Je ne la suivis pas, bien sûr. Je ne retournerai pas en Somalie. Je n'irai nulle part. Il était trop tard pour les antibiotiques, trop tard pour tout. Néanmoins, je n'étais pas prêt à capituler. Je m'assis sur le sol et me frottai le visage avec les mains, et je pensai à ce qui s'était passé, et à ce qui allait se passer, pendant très longtemps.

A un moment, ma jambe devint engourdie et je me démenai pour me tenir debout avec un grand nombre de jurons, de chutes, et quelques pleurs. Je continuais à espérer que je pourrais faire disparaître l'engourdissement. J'attendais cette sensation de fourmillements que l'on éprouve quand la circulation du sang revient. Elle ne revint pas.

Juste pour avoir quelque chose à faire, je trouvai un bloc-notes et un stylo et je commençai à consigner ceci par écrit. Je consignai tout ce qui s'était passé, depuis que je t'avais laissée là-bas, Sarah. Cela m'a pris des heures. Ma jambe est toujours engourdie. Les lumières se sont mises à clignoter pendant un moment, et j'ai redouté d'être plongé dans l'obscurité pour mes dernières heures. Jusque-là ça va, mais, argh, tenir bon…

Je viens de vomir du sang. Mon corps se détraque.

Je vous en prie, docteur. Juste une heure de plus. Juste une minute de plus.

Juste…

« OK, j'ai récupéré, Sarah. J'ai dû perdre connaissance pendant un moment. Maintenant j'ai récupéré et je me sens beaucoup mieux, un peu étourdi et insouciant, peut-être. Plutôt affamé. Suffisamment mieux pour être en mesure de terminer cette lettre, même si j'ai beaucoup de mal à tenir le stylo maintenant. J'ai la tête de Gary posée sur la table basse devant moi, elle m'observe pendant que j'écris. Elle ne bouge pas ni rien, mais elle n'a pas besoin de le faire. Il est là-dedans et il me hait, il hait Ayaan, il hait Mael. Il blâme tout le monde pour sa chute, excepté lui-même. Il est exactement comme moi, Sarah. Nous avons tous les deux regardé la mort en face, une mort opportune, confortable, appropriée, et tous les deux nous avons dit non parce que nous avions peur.
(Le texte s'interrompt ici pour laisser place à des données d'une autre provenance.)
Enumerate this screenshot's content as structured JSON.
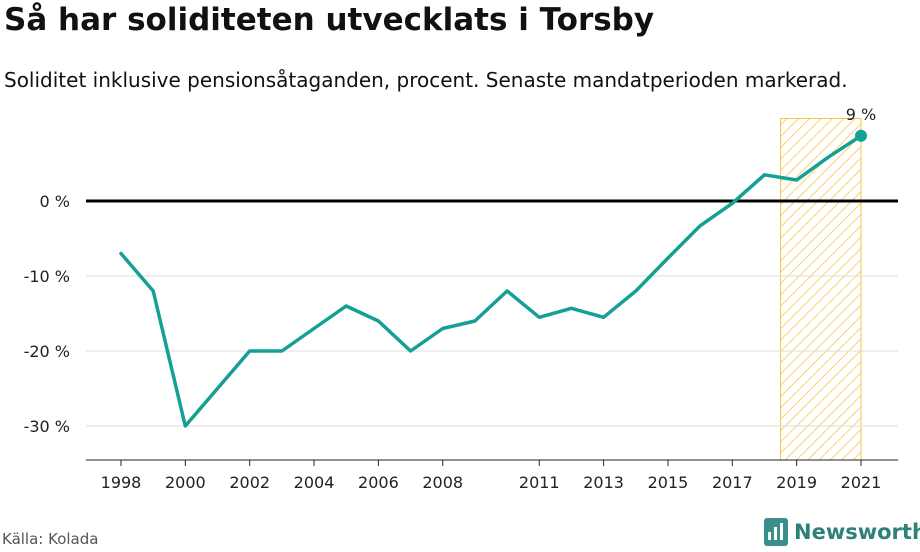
{
  "title": "Så har soliditeten utvecklats i Torsby",
  "subtitle": "Soliditet inklusive pensionsåtaganden, procent. Senaste mandatperioden markerad.",
  "source": "Källa: Kolada",
  "brand": "Newsworthy",
  "colors": {
    "line": "#14a094",
    "highlight": "#f6c445",
    "zero_line": "#000000",
    "grid": "#dddddd"
  },
  "chart_data": {
    "type": "line",
    "title": "Så har soliditeten utvecklats i Torsby",
    "subtitle": "Soliditet inklusive pensionsåtaganden, procent. Senaste mandatperioden markerad.",
    "xlabel": "",
    "ylabel": "",
    "x": [
      1998,
      1999,
      2000,
      2001,
      2002,
      2003,
      2004,
      2005,
      2006,
      2007,
      2008,
      2009,
      2010,
      2011,
      2012,
      2013,
      2014,
      2015,
      2016,
      2017,
      2018,
      2019,
      2020,
      2021
    ],
    "values": [
      -7,
      -12,
      -30,
      -25,
      -20,
      -20,
      -17,
      -14,
      -16,
      -20,
      -17,
      -16,
      -12,
      -15.5,
      -14.3,
      -15.5,
      -12,
      -7.6,
      -3.3,
      -0.3,
      3.5,
      2.8,
      5.9,
      8.7
    ],
    "ylim": [
      -35,
      11
    ],
    "xlim": [
      1998,
      2021
    ],
    "y_ticks": [
      0,
      -10,
      -20,
      -30
    ],
    "y_tick_labels": [
      "0 %",
      "-10 %",
      "-20 %",
      "-30 %"
    ],
    "x_ticks": [
      1998,
      2000,
      2002,
      2004,
      2006,
      2008,
      2011,
      2013,
      2015,
      2017,
      2019,
      2021
    ],
    "x_tick_labels": [
      "1998",
      "2000",
      "2002",
      "2004",
      "2006",
      "2008",
      "2011",
      "2013",
      "2015",
      "2017",
      "2019",
      "2021"
    ],
    "highlight_range": [
      2018.5,
      2021
    ],
    "end_label": "9 %",
    "grid": true,
    "legend": "none"
  }
}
Tu te demandes probablement quelque chose, ou tu te le demanderais si tu lisais effectivement ceci. Tu te demandes probablement comment je peux savoir ce qu'il pense. Comment j'ai pu écrire tous ces passages selon son point de vue, et décrire des choses que je n'ai pas vues ou vécues.

Tu penses peut-être que j'ai tout inventé.

Ou peut-être le sais-tu déjà. Tu sais peut-être que la pièce à côté de l'officine est une salle des urgences. Une salle remplie de lits d'hôpital et de tout l'équipement médical d'urgence nécessaire pour maintenir quelqu'un en vie jusqu'à ce qu'on puisse le transporter dans un véritable hôpital.

Un équipement comme des appareils à respiration artificielle et des appareils de dialyse. »

Je vous en prie. Donnez-moi juste une minute de plus.